By using the Law of Total Variance we can decompose the aleatoric and epistemic components of the predicted uncertainty. With random-initialization we can see that epistemic uncertainty is almost null everywhere and not informative on area missing data (white background).

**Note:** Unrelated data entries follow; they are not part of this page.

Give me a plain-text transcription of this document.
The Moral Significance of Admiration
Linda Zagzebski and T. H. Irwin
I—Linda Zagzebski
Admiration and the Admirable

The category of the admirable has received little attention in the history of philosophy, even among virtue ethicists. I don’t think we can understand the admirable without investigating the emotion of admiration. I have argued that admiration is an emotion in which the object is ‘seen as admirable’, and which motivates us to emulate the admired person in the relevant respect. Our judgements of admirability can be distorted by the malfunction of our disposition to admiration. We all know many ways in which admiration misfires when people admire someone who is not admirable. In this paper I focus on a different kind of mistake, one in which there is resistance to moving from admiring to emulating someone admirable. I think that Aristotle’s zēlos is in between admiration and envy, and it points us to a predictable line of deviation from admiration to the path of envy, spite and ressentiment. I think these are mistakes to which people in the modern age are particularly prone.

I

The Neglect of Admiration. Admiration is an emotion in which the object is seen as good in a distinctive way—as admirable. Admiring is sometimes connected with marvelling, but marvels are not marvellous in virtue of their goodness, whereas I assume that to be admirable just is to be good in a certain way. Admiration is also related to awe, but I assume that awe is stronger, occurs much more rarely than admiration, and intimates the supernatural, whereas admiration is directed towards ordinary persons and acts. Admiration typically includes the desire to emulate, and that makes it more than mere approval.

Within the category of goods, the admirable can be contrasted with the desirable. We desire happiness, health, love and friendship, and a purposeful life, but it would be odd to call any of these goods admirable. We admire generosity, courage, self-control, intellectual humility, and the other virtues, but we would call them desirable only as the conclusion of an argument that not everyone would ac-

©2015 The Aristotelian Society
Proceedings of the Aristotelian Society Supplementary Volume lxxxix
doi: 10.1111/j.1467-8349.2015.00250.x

3.12. AutoDEUQ: Automated Deep Ensemble with Uncertainty Quantification

AutoDEUQ is an algorithm in 2 steps: 1. joint hyperparameter and neural architecture search to generate a catalog of models. 2. build an ensemble from the catalog

To this end we start by editing slightly the previous RegressionFactory by adding the DistributionLambda layer as output.

[34]:
DistributionLambda = operation(tfp.layers.DistributionLambda)
[35]:
class RegressionUQSpace(KSearchSpace):

    def __init__(self, input_shape, output_shape, seed=None, num_layers=3):
        super().__init__(input_shape, output_shape, seed=seed)

        self.num_layers = 3

    def build(self):

        out_sub_graph = self.build_sub_graph(self.input_nodes[0], self.num_layers)

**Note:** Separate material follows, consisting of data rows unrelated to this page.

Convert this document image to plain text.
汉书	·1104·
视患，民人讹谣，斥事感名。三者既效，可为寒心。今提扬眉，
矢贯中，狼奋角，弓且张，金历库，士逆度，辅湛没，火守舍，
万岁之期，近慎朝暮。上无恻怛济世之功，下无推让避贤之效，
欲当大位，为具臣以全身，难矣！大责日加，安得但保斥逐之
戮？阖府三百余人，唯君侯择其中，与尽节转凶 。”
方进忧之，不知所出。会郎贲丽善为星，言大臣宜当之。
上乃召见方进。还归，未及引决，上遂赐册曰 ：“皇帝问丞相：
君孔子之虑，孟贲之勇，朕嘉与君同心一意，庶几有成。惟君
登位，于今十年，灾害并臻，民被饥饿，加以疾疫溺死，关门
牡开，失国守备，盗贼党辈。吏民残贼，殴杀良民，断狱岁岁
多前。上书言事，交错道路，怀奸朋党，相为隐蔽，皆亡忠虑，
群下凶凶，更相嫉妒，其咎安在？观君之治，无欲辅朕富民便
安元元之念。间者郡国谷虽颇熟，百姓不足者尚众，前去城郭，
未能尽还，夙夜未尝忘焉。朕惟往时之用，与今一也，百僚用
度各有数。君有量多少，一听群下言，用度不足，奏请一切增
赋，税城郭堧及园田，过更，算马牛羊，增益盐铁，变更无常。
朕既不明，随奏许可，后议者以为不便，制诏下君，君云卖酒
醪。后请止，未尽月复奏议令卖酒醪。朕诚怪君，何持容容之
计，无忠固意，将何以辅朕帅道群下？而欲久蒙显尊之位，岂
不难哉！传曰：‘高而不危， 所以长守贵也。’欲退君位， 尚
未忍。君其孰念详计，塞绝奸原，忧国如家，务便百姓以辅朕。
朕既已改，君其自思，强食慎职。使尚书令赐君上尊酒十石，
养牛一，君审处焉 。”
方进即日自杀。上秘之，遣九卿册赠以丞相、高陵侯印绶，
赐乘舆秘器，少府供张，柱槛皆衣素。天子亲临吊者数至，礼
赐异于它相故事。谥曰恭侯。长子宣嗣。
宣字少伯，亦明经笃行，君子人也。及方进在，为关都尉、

        output_dim = self.output_shape[0]
        output_dense = ConstantNode(op=Dense(output_dim*2))
        self.connect(out_sub_graph, output_dense)

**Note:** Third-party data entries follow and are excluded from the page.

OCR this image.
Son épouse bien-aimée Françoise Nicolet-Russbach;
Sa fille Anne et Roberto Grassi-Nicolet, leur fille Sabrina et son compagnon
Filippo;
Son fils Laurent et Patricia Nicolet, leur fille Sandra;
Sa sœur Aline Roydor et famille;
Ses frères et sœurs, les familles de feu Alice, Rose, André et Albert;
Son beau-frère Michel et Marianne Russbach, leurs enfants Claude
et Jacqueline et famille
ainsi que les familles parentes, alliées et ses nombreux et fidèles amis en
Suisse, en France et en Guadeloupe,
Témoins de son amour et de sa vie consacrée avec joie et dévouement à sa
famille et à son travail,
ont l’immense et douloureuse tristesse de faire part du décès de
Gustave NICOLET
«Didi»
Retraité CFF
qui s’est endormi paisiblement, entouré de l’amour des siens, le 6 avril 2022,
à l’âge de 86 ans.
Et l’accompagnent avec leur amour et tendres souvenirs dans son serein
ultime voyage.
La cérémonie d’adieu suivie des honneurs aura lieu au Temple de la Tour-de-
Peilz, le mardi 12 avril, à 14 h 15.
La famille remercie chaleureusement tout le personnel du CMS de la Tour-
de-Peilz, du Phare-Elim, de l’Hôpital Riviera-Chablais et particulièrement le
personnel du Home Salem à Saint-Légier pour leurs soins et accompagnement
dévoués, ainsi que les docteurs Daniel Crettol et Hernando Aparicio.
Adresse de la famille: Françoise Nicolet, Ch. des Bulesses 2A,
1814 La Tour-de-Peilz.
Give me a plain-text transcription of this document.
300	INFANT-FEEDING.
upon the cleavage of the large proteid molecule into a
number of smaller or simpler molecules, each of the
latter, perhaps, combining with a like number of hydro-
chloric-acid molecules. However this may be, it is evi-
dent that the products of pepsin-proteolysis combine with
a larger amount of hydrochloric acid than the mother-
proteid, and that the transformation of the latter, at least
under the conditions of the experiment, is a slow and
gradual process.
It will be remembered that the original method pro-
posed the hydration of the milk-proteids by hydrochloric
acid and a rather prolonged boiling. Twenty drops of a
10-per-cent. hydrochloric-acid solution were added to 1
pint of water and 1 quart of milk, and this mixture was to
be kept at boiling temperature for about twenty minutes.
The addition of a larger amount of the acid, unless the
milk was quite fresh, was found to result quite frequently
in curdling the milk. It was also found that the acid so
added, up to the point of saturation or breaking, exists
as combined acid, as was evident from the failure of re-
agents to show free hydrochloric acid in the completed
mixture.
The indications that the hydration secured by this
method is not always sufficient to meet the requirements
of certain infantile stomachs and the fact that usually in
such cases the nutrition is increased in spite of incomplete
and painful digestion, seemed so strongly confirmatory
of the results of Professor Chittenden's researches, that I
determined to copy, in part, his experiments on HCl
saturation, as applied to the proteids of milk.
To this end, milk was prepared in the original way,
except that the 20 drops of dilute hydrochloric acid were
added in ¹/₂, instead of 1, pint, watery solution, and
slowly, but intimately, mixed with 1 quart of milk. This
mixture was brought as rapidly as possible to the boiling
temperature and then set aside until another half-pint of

        output_dist = ConstantNode(
            op=DistributionLambda(
                lambda t: tfd.Normal(
                    loc=t[..., :output_dim],
                    scale=1e-3 + tf.math.softplus(0.05 * t[..., output_dim:]),
                )
            )
        )
        self.connect(output_dense, output_dist)

        return self

    def build_sub_graph(self, input_node, num_layers=3):


        # Look over skip connections within a range of the 3 previous nodes
        anchor_points = collections.deque([input_node], maxlen=3)

        prev_node = input_node

        for _ in range(num_layers):

            # Create a variable node to list possible "Dense" layers
            dense = VariableNode()

            # Add the possible operations to the dense node
            self.add_dense_to_(dense)

            # Connect the previous node to the dense node
            self.connect(prev_node, dense)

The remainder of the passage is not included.